I was stupid enough to believe him.

But I still couldn't quite understand. It was as if my heart absolutely refused to admit defeat. I ignored my sensible side to let Derek have a chance, so maybe I could have a chance at happiness, and of course, as I had always predicted, it ended in pain. If nothing else, that feeling of needing to double over in pain when he first said the words was enough to validate my brain's resistance.

But I was sincerely baffled. Even if Kayla was pregnant, I wouldn't have expected Derek to just roll over and do what his father had done. I realized on reflection that the reason I had finally let myself take a chance on Derek was because I thought he was on my side. I thought that he agreed that his father had made a bad choice by staying with Sarah. I never dreamed that he would do the same exact thing. He made it seem like I meant more to him than that.

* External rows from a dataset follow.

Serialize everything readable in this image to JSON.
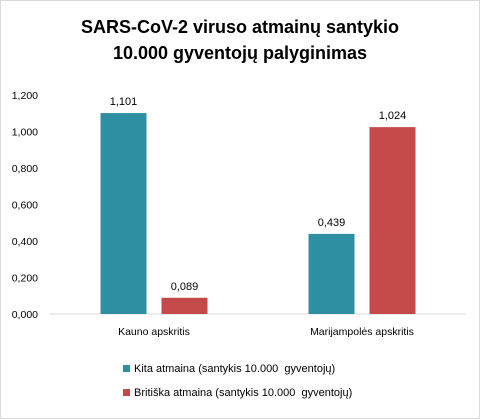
{
  "chart_data": {
    "type": "bar",
    "title_lines": [
      "SARS-CoV-2 viruso atmainų santykio",
      "10.000 gyventojų palyginimas"
    ],
    "categories": [
      "Kauno apskritis",
      "Marijampolės apskritis"
    ],
    "series": [
      {
        "name": "Kita atmaina (santykis 10.000  gyventojų)",
        "color": "#2e8fa3",
        "values": [
          1.101,
          0.439
        ],
        "labels": [
          "1,101",
          "0,439"
        ]
      },
      {
        "name": "Britiška atmaina (santykis 10.000  gyventojų)",
        "color": "#c44a4a",
        "values": [
          0.089,
          1.024
        ],
        "labels": [
          "0,089",
          "1,024"
        ]
      }
    ],
    "yticks": [
      0,
      0.2,
      0.4,
      0.6,
      0.8,
      1.0,
      1.2
    ],
    "ytick_labels": [
      "0,000",
      "0,200",
      "0,400",
      "0,600",
      "0,800",
      "1,000",
      "1,200"
    ],
    "ylim": [
      0,
      1.2
    ],
    "grid": false,
    "legend_position": "bottom"
  }
}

But then, hadn't Mike done the same thing to my mother?

It took most of that day to stop crying, but by the time night came again, I had finally managed to contain my tears.

He wasn't worth my tears, after all. Nobody who made you want to cry was worth your tears.

And it was my own fault. When he told me that love wasn't what hurt my mother, his father was, I took that to mean that Derek thought his father made the wrong decision.

I told myself I must have been seeing only what I wanted to see.

Since I was no longer allowing myself to cry over him, but all I felt like doing was crying, I decided just to sleep.

However, when I would close my eyes and drift off to sleep, my dreams were filled with Derek and Kayla, happy, kissing. In one dream she had a rounded belly and she was shopping for baby clothes. Derek came up beside her, rubbing her belly and they looked so happy that even when I made myself wake up, I felt like I was going to vomit.

Damn him! Why did he have to win me over? When I initially had the dream that he got Kayla pregnant, I hadn't been nearly as bothered. Hell, I had even contemplated not trying to stop it.

But something had changed. What had changed? When had it changed? More importantly, why did I let it change?

On the third day that I kept myself locked in my room, not answering my phone, not writing in my journal, just reading books and working on my extra credit paper to distract myself, I heard a knock on my door.

"I'm not hungry," I called, assuming it was Alex offering me food again. Apparently, getting insanely obese would solve my problems—at least that seemed to be Alex's train of thought as he tried to shove food at me every half hour.

"Not even for chocolate ice cream?" Stephanie asked, opening the door.

As soon as I saw her, I felt the tears burning behind my eyes again, but I tried to suck it up.

 

; "Aw, Nicole," she said sadly, coming to my side and hugging me. "I heard what happened."

I took deep breaths, angry at myself for the tears welling up in my eyes. I tilted my head back, hoping the tears would go away.

"I brought ice cream and A Walk to Remember," she stated, sitting the tub of ice cream down on my bed and pulling the movie out of her purse. "We’re going to watch this movie and bawl our eyes out as we eat every last bite of this ice cream."